Hip hip hoorah hoorah!

so indeed our Brexit referendum, had a far more cynical, entirely political underbelly, than any of our politicians are/were willing to advertise. Just as did the 18 September 2014 Scottish referendum. David Cameron didn’t promote a referendum because he had the slightest interest in the ‘will of the people’, he did it to appease the increasingly vocal and ever powerful euro-sceptics in the Conservative Party, just as in 2013, Westminster (after much disagreement) had finally conceded to pass the Scottish Independence Referendum Act 2013. As regards the latter the media response was no less unreasonable (https://www.theguardian.com/commentisfree/2007/may/03/theheatofthescottishsun).

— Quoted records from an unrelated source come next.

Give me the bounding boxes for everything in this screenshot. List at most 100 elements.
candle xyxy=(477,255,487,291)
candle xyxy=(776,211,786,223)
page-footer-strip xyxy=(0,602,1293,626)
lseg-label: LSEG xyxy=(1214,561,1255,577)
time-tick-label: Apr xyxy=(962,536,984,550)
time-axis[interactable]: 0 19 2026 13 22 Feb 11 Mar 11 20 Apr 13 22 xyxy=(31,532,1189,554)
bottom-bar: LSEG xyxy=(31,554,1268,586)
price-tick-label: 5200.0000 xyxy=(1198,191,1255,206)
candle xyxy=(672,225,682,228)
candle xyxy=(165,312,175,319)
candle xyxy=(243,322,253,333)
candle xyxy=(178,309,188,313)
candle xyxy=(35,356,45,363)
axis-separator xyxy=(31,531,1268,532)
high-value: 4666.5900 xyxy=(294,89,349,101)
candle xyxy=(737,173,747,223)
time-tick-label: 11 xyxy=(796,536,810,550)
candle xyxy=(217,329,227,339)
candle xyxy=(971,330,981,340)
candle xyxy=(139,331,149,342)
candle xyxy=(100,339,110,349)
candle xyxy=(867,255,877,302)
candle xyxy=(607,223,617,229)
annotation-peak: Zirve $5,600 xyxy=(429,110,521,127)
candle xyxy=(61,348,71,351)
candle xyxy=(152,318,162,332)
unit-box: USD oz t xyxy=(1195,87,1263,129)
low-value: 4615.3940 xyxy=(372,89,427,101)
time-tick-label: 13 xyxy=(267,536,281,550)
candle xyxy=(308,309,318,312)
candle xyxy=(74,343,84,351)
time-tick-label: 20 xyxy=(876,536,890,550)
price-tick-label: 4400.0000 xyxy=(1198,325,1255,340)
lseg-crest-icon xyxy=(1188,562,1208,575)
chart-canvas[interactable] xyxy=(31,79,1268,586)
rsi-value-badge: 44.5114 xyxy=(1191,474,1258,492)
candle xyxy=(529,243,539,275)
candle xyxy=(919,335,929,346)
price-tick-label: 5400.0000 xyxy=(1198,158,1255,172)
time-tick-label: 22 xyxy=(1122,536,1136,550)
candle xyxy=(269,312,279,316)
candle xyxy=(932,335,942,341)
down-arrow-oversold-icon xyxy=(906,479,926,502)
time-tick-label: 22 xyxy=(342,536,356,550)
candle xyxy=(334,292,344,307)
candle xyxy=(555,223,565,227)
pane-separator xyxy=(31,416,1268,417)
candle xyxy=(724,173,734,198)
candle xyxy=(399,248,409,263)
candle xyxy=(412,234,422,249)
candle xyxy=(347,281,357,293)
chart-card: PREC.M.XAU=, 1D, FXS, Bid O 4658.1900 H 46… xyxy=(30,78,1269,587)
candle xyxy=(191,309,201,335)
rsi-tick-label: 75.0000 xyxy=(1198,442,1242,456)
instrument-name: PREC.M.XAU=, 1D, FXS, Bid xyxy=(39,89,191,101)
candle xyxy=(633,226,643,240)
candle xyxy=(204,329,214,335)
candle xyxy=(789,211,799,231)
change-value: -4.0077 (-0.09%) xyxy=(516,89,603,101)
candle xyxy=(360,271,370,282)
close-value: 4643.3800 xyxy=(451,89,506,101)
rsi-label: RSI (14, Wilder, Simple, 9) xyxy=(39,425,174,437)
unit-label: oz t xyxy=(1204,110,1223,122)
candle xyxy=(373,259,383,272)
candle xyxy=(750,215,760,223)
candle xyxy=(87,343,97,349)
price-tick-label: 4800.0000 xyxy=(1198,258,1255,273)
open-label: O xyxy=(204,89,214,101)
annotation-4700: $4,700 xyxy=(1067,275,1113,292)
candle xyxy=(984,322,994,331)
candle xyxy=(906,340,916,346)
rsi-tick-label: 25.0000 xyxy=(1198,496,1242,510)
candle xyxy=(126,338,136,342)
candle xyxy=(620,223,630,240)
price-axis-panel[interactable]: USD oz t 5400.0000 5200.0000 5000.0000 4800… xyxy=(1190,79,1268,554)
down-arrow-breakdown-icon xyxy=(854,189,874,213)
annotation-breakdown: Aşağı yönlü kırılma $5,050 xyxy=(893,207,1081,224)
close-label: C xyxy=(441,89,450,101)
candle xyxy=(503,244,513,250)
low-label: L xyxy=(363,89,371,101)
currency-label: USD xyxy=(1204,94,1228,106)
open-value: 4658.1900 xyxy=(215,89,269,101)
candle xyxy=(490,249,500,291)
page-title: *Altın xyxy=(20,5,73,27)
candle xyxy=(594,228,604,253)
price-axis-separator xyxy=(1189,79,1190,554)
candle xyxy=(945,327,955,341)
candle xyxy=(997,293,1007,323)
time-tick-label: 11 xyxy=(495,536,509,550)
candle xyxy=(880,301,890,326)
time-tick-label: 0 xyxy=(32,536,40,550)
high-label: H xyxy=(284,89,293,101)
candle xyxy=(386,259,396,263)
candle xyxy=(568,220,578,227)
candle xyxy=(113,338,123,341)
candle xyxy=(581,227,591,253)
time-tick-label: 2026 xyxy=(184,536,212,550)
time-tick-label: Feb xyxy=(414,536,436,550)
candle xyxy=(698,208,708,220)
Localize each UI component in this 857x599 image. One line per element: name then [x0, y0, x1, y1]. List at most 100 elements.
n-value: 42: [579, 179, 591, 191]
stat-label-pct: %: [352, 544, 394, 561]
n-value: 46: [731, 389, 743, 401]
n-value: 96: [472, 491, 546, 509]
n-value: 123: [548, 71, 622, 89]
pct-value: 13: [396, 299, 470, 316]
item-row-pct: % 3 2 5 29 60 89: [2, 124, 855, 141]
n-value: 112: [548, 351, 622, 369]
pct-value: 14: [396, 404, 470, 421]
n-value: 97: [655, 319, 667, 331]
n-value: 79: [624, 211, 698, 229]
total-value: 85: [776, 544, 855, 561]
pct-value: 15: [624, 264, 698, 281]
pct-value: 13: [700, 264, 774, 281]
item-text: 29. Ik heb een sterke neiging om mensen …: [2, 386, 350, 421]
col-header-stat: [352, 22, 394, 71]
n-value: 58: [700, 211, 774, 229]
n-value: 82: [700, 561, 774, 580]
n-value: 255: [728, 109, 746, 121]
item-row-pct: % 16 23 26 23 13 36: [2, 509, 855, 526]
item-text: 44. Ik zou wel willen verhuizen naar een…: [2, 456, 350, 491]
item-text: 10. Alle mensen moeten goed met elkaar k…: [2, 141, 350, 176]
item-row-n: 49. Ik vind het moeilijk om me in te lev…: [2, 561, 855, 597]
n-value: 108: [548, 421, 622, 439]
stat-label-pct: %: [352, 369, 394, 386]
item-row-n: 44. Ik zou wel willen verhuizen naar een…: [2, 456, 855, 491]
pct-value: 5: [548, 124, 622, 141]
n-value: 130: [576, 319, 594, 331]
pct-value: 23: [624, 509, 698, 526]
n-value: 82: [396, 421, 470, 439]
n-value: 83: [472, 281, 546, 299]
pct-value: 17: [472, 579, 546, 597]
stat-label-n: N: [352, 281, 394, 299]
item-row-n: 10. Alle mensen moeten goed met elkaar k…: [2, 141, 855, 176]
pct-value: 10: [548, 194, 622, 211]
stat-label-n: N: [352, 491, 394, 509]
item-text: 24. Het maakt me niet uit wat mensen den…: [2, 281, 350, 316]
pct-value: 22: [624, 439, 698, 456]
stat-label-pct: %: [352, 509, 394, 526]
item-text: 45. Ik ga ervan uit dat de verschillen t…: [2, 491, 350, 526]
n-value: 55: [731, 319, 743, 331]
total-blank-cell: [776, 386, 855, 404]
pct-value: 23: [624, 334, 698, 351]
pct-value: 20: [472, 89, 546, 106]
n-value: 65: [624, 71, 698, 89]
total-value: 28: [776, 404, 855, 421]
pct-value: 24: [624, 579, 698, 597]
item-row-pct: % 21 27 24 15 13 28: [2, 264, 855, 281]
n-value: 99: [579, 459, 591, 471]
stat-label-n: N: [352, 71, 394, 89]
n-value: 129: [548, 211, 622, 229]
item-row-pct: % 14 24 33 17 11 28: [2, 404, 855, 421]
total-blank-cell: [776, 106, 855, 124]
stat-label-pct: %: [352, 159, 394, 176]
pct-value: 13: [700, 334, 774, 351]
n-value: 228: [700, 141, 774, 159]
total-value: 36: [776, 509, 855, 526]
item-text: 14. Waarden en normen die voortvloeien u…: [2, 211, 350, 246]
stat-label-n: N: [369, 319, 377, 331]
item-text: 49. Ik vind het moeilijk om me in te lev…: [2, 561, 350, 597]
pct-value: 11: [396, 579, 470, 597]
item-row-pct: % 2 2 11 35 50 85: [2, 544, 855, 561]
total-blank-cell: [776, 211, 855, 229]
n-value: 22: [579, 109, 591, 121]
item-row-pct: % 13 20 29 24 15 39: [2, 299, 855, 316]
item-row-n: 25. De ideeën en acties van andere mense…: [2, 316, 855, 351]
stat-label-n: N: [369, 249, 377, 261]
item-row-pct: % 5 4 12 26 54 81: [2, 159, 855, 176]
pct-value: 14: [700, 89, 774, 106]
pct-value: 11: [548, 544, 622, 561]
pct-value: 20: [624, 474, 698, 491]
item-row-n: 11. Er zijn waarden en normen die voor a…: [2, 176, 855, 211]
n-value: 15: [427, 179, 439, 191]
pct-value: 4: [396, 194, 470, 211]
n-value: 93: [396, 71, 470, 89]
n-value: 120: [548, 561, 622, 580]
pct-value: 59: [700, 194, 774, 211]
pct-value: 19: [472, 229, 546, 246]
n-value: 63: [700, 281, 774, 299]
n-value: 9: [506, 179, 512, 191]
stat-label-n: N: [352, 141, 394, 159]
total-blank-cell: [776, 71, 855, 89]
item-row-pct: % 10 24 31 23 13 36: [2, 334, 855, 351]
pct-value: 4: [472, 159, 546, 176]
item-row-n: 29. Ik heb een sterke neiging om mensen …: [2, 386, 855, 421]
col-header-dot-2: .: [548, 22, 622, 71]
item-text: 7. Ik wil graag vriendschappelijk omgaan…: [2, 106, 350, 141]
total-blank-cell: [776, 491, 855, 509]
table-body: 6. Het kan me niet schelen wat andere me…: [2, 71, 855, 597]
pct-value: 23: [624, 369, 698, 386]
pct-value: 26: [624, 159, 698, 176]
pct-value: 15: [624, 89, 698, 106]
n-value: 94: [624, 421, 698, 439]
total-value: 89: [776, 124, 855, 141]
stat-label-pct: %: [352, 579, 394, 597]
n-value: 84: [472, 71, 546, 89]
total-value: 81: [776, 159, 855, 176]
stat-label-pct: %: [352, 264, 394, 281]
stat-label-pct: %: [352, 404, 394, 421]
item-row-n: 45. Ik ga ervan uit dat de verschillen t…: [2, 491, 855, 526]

So it seems that Cameron, perhaps unwittingly, has come to light a fuse that will have every bit as big a constitutional impact as that the Catholic ‘terrorist’ Guido Fawkes, and his 12 co-conspirators had in mind some four hundred odd years ago. Whether the good ship Brexit will bring great fortune to all ‘those who sail in her’, or will founder on her maiden voyage, remains to be seen. It was certainly not Foreign Secretary Boris Johnson’s finest moment when he announced the government will make a ‘titanic success’ of Brexit, but then again, he is not renowned for fine moments (https://www.theguardian.com/politics/2016/nov/03/brexit-will-be-titanic-success-says-boris-johnson).

Yale’s Ian Shapiro (https://www.amazon.co.uk/Moral-Foundations-Politics-Ian-Shapiro/dp/8187879262/ref=sr_1_2?ie=UTF8&qid=1486790850&sr=8-2&keywords=ian+shapiro) will often be heard saying “you can’t wring the politics out of politics”, and this is never more true than today as we witness challenges to the rule of law on both sides of the Atlantic. What lessons are we to learn from all of this; well on the broader view I will have to leave it to the ‘will of the reader’, as to current Public Law students, with exams approaching fast, perhaps we have no choice but to once more learn from the ocean and ‘just keep swimming’.